Whether Mr. Obama or Mr. Romney will heed Mr. Bloomberg’s views on immigration is another story. Neither candidate will be anywhere near his headquarters on Tuesday. Instead they will be campaigning in swing states: Mr. Obama in Iowa and Mr. Romney in Ohio.
“If we are going to create jobs in this country, we have to have immigrants,” Mr. Bloomberg said on Sunday as he prepared to march in New York’s Dominican Day Parade. “We’re going to need immigrants to start new businesses. We’re going to need immigrants to do the things that Americans just aren’t willing to do. We’re going to have to have immigrants to give us new ideas and tell us what’s going on elsewhere.”
Mr. Bloomberg offered modest praise for Mr. Romney’s choice of Representative Paul D. Ryan of Wisconsin as his running mate, saying that Mr. Ryan’s budget plan, which calls for drastically shrinking the size of government, would at least force the campaigns to talk specifically about their approach to reducing the federal deficit.
Noting that he had met with Mr. Ryan this year to discuss the congressman’s budget proposal, Mr. Bloomberg said, “At least he had a plan,” while adding, “I don’t think I agreed with most of his plan.”
“In all fairness, I think he was one of the few who had a concrete plan, other than Simpson-Bowles,” the mayor said, referring to the debt-reduction plan of Mr. Obama’s bipartisan fiscal commission, led by Alan K. Simpson and Erskine B. Bowles.

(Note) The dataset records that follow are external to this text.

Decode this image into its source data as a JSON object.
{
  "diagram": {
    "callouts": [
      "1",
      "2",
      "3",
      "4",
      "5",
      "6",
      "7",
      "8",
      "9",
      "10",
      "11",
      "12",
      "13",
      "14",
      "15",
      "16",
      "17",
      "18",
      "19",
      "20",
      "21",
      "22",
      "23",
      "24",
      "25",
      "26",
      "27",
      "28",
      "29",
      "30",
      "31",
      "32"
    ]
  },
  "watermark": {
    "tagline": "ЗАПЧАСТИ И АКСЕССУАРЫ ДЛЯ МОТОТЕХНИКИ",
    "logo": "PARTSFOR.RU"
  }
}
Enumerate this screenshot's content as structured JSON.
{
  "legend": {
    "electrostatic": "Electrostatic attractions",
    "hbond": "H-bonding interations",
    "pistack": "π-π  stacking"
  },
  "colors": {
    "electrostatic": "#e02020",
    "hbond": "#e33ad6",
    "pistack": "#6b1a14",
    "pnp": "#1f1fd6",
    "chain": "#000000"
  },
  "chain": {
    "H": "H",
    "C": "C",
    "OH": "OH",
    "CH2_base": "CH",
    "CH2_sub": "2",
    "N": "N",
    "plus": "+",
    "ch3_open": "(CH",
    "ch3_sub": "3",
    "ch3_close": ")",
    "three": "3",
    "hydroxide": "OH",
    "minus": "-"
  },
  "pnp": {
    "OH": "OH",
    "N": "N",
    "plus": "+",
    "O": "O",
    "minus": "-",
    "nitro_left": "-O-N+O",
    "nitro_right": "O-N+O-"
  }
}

On the subject of immigration, Mr. Bloomberg advocates giving green cards to foreign-born graduates of master’s or doctoral programs in science, technology, engineering or math at American universities, and allowing foreign-born entrepreneurs who are backed by American venture capital to develop their inventions or build their companies here. He has described the country’s practice of sending such talent and ideas somewhere else as a form of “national suicide.”
Mr. Bloomberg also supports making it easier for the agricultural and hospitality industries to hire temporary foreign workers for jobs that they cannot fill otherwise.
The mayor’s chief policy adviser, John Feinblatt, said in an interview that the mayor’s choice of Mr. Daley and Mr. Murdoch to join him in discussing immigration was intended to show that people on opposite sides of the political spectrum can be aligned on the subject.
“What we want to show is that there can be unanimity,” Mr. Feinblatt said. “This doesn’t have to be an issue fought at the extremes, like it usually is.”
Mr. Bloomberg said on Sunday that he would also continue demanding that the candidates say what they plan to do about gun violence. Since the recent mass shootings at a movie theater in Aurora, Colo., and at a Sikh mosque in Oak Creek, Wis., Mr. Bloomberg has criticized Mr. Obama and Mr. Romney for failing to say what they would do to prevent such tragedies.
On his weekly radio show Friday, Mr. Bloomberg said that neither candidate had addressed the issues of greatest concern to New York City, like illegal guns.
“You just have to be able to be safe walking down the street, and neither candidate has come up with a plan,” he said. “You can agree or disagree with their plan, but at a very minimum they have an obligation, it seems to me, to have a plan.”